Her teeth were of pearl, and her lips were of coral;

Her eye-lashes silken; her eyes, fine large blue ones,

Were sapphires (I don’t call these similes new ones;

But, in metaphors, freely confess I’ve a leaning

To such, new or old, as convey best one’s meaning). —

Then, for figure? In faith it was downright barbarity

To muffle a form

Might an anchorite warm

In the fusty stuff gown of a Soeur de la Charité;

And no poet could fancy, no painter could draw

One more perfect in all points, more free from a flaw,

Than her’s who now sits by the couch of St. Foix,

Chafing there,

With such care,

And so dove-like an air,

His leg, till her delicate fingers are charr’d

With the Steer’s opodeldoc, joint-oil, and goulard;

— Their Dutch appellations are really too hard

To be brought into verse by a transmarine Bard. —

Now you’ll see,

And agree,

I am certain, with me,

When a young man’s laid up with a wound in his knee;

And a lady sits there,

On a rush-bottom’d chair

To hand him the mixtures his doctors prepare,

And a bit of lump-sugar to make matters square;

Above all, when the Lady’s remarkably fair,

And the wounded young man is a gay Mousquetaire,

It’s a ticklish affair, you may swear, for the pair,

And may lead on to mischief before they’re aware.

I really don’t think, spite of what friends would call his

‘Penchant for liaisons,’ and graver men ‘follies,’
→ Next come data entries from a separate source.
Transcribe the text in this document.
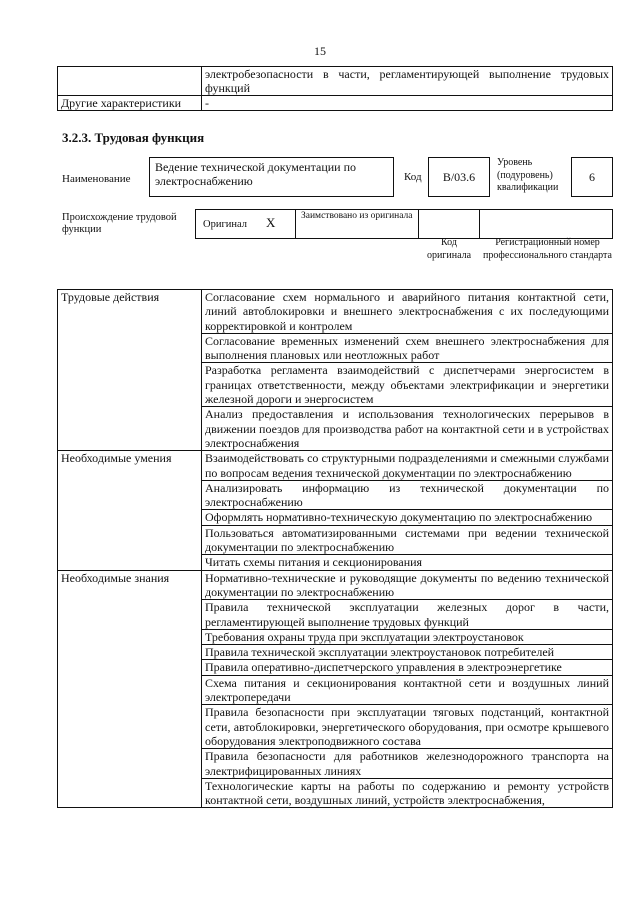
15
	электробезопасности в части, регламентирующей выполнение трудовых функций
Другие характеристики	-
3.2.3. Трудовая функция
Наименование
Ведение технической документации по электроснабжению	Код	В/03.6
Уровень (подуровень) квалификации
6
Происхождение трудовой функции	Оригинал X	Заимствовано из оригинала
Код оригинала
Регистрационный номер профессионального стандарта
Трудовые действия	Согласование схем нормального и аварийного питания контактной сети, линий автоблокировки и внешнего электроснабжения с их последующими корректировкой и контролем
	Согласование временных изменений схем внешнего электроснабжения для выполнения плановых или неотложных работ
	Разработка регламента взаимодействий с диспетчерами энергосистем в границах ответственности, между объектами электрификации и энергетики железной дороги и энергосистем
	Анализ предоставления и использования технологических перерывов в движении поездов для производства работ на контактной сети и в устройствах электроснабжения
Необходимые умения	Взаимодействовать со структурными подразделениями и смежными службами по вопросам ведения технической документации по электроснабжению
	Анализировать информацию из технической документации по электроснабжению
	Оформлять нормативно-техническую документацию по электроснабжению
	Пользоваться автоматизированными системами при ведении технической документации по электроснабжению
	Читать схемы питания и секционирования
Необходимые знания	Нормативно-технические и руководящие документы по ведению технической документации по электроснабжению
	Правила технической эксплуатации железных дорог в части, регламентирующей выполнение трудовых функций
	Требования охраны труда при эксплуатации электроустановок
	Правила технической эксплуатации электроустановок потребителей
	Правила оперативно-диспетчерского управления в электроэнергетике
	Схема питания и секционирования контактной сети и воздушных линий электропередачи
	Правила безопасности при эксплуатации тяговых подстанций, контактной сети, автоблокировки, энергетического оборудования, при осмотре крышевого оборудования электроподвижного состава
	Правила безопасности для работников железнодорожного транспорта на электрифицированных линиях
	Технологические карты на работы по содержанию и ремонту устройств контактной сети, воздушных линий, устройств электроснабжения,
(For my own part, I think planting thorns on their pillows,

And leaving poor maidens to weep and wear willows,

Is not to be classed among mere peccadillos),

His ‘faults,’ I should say — I don’t think Francois Xavier

Entertain’d any thoughts of improper behaviour

Tow’rds his nurse, or that once to induce her to sin he meant

While superintending his draughts and his liniment.

But, as he grew stout,

And was getting about,

Thoughts came into his head that had better been out;

While Cupid’s an urchin,

We know deserves birching,

He’s so prone to delude folks, and leave them the lurch in.

’Twas doubtless his doing

That absolute ruin

Was the end of all poor dear Therese’s shampooing. —

’Tis a subject I don’t like to dwell on; but such

Things will happen — ay, e’en ‘mongst the phlegmatic Dutch.

‘When Woman,’ as Goldsmith declares, ‘stoops to folly,

And finds out too late that false man can betray,’
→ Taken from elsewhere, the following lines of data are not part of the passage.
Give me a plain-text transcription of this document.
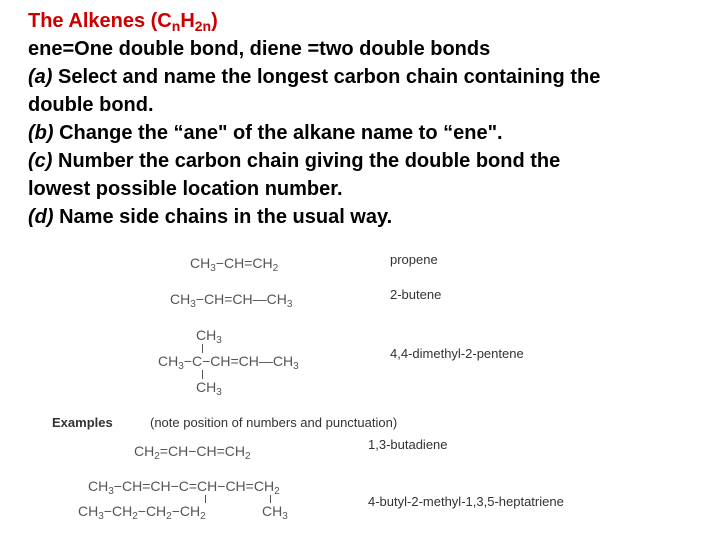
The Alkenes $(C_nH_{2n})$

ene=One double bond, diene =two double bonds

(a) Select and name the longest carbon chain containing the

double bond.

(b) Change the “ane" of the alkane name to “ene".

(c) Number the carbon chain giving the double bond the

lowest possible location number.

(d) Name side chains in the usual way.

$CH_3-CH=CH_2$

propene

$CH_3-CH=CH—CH_3$

2-butene

$CH_3$

$CH_3-C-CH=CH—CH_3$

$CH_3$

4,4-dimethyl-2-pentene

Examples	(note position of numbers and punctuation)

$CH_2=CH-CH=CH_2$

1,3-butadiene

$CH_3-CH=CH-C=CH-CH=CH_2$

$CH_3-CH_2-CH_2-CH_2$	$CH_3$

4-butyl-2-methyl-1,3,5-heptatriene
She is apt to look dismal, and grow ‘melan-choly,’

And, in short, to be anything rather than gay.

He goes on to remark that ‘to punish her lover,

Wring his bosom, and draw the tear into his eye,

There is but one method’ which he can discover

That’s likely to answer — that one is ‘to die!’

He’s wrong — the wan and withering cheek;

The thin lips, pale, and drawn apart;

The dim yet tearless eyes, that speak

The misery of the breaking heart;

The wasted form, th’ enfeebled tone

That whispering mocks the pitying ear:

Th’ imploring glances heaven-ward thrown

As heedless, helpless, hopeless here;

These wring the false one’s heart enough,

‘If made of penetrable stuff.’

And poor Therese

Thus pines and decays,

Till, stung with remorse, St. Foix takes a post-chaise

With, for ‘wheelers,’ two bays,

And, for ‘leaders,’ two greys,

And soon reaches France, by the help of relays.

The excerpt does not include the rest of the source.